WASHINGTON — The U.S. designated Cuba as a State Sponsor of Terrorism in 1982, rescinded it in 2015, and redesignated it in 2021.
In 2025, former President Joe Biden moved to lift Cuba’s designation, but President Donald Trump quickly revoked the decision.
“Virtually every left-wing radical, violent terrorist group in the western hemisphere has at some point relied on support from Cuba,“ U.S. Secretary of State Marco Rubio said during a U.S. Senate Foreign Relations Committee hearing on Tuesday.
Rubio’s examples included the Ejército de Liberación Nacional, or ELN, a Marxist-Leninist guerrilla that has operated in Colombia since the 1960s.
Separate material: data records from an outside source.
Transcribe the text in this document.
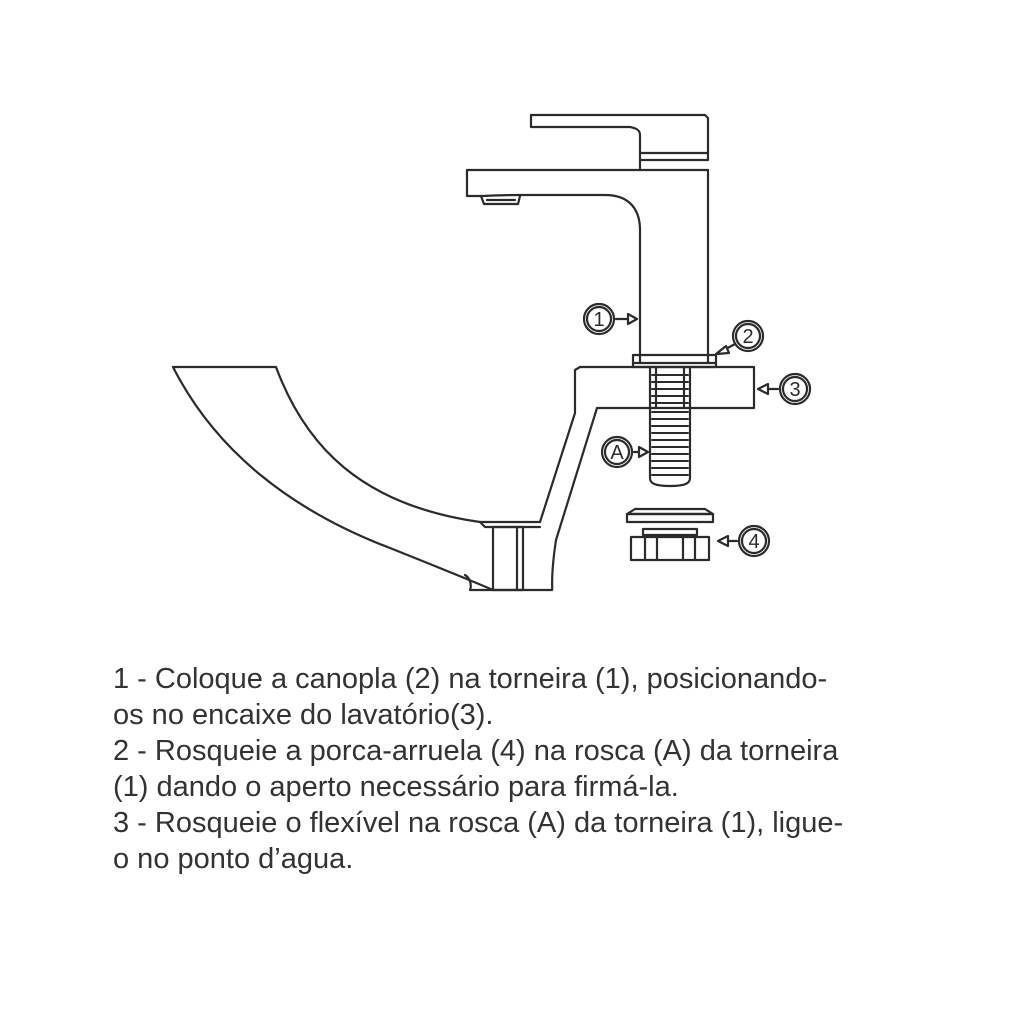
1
2
3
A
4
1 - Coloque a canopla (2) na torneira (1), posicionando-
os no encaixe do lavatório(3).
2 - Rosqueie a porca-arruela (4) na rosca (A) da torneira
(1) dando o aperto necessário para firmá-la.
3 - Rosqueie o flexível na rosca (A) da torneira (1), ligue-
o no ponto d’agua.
“Cuba continues to host a pretty substantial collection of intelligence sites on behalf of the Chinese and the Russians,” Rubio said during the hearing about the budget request for the 2027 fiscal year.
The administration requested $35.6 billion for the International Affairs budget, which includes about $33.6 billion for the State Department.
The mention of the guerrillas comes as Colombians prepare to vote in an election to replace President Gustavo Petro, a former member of the M-19, a Marxist guerrilla that surrendered in 1990.
Petro, Colombia’s first left-wing president, is standing behind Iván Cepeda, a socialist presidential candidate running against Abelardo de la Espriella, a supporter of President Donald Trump, on June 21.